Men's Basketball

Youthful Rockets have a chance to grow from playoffs

James Harden is fifth in scoring in the NBA with 25 points per game.  |  Wikimedia Commons

James Harden is fifth in scoring in the NBA with 25 points per game. | Wikimedia Commons

The Houston Rockets fell Sunday to the Oklahoma City Thunder 120-91, collapsing on the road and showing their age and inexperience against the playoff-tested Thunder.

The Rockets are the youngest team in the NBA, with a combined roster playoff experience of 133 games, much of that belonging to James Harden’s experience with his former team. Sunday night, the youth and inexperience were showcased in the worst possible fashion.

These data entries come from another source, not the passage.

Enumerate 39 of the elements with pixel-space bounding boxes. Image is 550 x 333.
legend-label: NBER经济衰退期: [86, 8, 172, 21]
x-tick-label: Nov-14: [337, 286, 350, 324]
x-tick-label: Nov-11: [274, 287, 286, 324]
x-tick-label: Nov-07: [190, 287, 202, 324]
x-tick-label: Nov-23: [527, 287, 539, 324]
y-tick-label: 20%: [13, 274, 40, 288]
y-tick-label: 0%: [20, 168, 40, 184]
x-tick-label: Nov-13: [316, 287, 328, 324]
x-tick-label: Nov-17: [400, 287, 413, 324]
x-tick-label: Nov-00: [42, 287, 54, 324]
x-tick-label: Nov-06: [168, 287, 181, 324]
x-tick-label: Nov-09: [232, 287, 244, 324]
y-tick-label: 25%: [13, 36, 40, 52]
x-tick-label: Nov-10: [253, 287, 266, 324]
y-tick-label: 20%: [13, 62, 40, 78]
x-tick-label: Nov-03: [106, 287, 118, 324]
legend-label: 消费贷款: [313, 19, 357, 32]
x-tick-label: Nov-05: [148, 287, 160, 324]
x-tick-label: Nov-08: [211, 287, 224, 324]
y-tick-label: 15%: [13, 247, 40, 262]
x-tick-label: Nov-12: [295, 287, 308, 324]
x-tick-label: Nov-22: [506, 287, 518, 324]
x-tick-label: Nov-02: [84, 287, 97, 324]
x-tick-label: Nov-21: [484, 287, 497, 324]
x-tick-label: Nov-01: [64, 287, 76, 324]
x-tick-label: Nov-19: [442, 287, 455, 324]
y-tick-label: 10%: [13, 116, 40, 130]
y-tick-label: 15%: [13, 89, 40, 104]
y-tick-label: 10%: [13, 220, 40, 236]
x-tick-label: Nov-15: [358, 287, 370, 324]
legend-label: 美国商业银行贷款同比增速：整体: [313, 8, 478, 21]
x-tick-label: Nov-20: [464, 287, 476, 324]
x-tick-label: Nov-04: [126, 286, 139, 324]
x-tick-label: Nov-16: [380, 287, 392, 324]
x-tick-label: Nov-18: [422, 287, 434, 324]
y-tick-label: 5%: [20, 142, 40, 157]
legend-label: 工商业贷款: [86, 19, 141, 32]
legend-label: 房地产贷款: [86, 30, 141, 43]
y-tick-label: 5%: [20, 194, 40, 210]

The Rockets managed to keep pace with the athletic, battle-tested Thunder through most of the first half, despite an abysmal shooting performance.

As the second quarter wound down, though, the Rockets started to collapse and didn’t stop until the final buzzer sounded, losing by nearly 30 before a sea of blue T-shirts in Chesapeake Energy Bay Arena.

This is the Rockets’ first playoff appearance since 2009, when Yao Ming and Tracy McGrady were on the roster.

General Manager Daryl Morey was dealt a poor hand, with McGrady falling well short of his projected potential and Ming’s foot injuries leaving an empty roster hole with no compensatory draft picks or trade value.

By procuring Harden, Omer Asik, and Jeremy Lin, Morey took the first steps toward championship contention, and a playoff berth is a nice nod to the progress he has made.

It’s becoming almost cliché for commentators to state the Rockets are “one good piece” away from becoming a real contender in the West. It’s harder to say that after witnessing Sunday’s walloping in Oklahoma City, but anyone doubting Morey and the Rockets has to remember how young this team is.

Harden, the crown jewel of Morey’s three-point and inside-shot centered offensive approach, is 23. Chandler Parsons, whom Morey managed to steal in the second round of the draft, is 24. Lin, who took the world by storm with last year’s Linsanity, is also 24. Asik is a relatively grizzled 26. This nucleus of talent, still in search of its missing superstar — or nearly-superstar — piece, will grow together, and with the palatable contracts Morey has wrangled, they will develop with little alteration in the lineup.

The future is bright. The present is less so.

Still, as awful as the loss was, Oklahoma City only did what it was supposed to do — win at home. The Rockets, to make this a series, still only need to steal a road game. And given that the team is young, it is resilient enough to shake off the brutalization Sunday and right the ship.

The Rockets were getting good looks Sunday, but the looks weren’t enough. Chalk it up to nerves or inexperience or anything else — all it will take to turn the series around is a more solid shooting effort and more defensive focus. The Rockets are a long shot to win the series — an eight-seed always is — but it’s not outside the realm of possibility.

But win or lose, the experience the team’s nucleus is gaining playing serious, high-stakes playoff basketball will only aid in its growth and development, and push the team further along on their path to real contention in the Western Conference.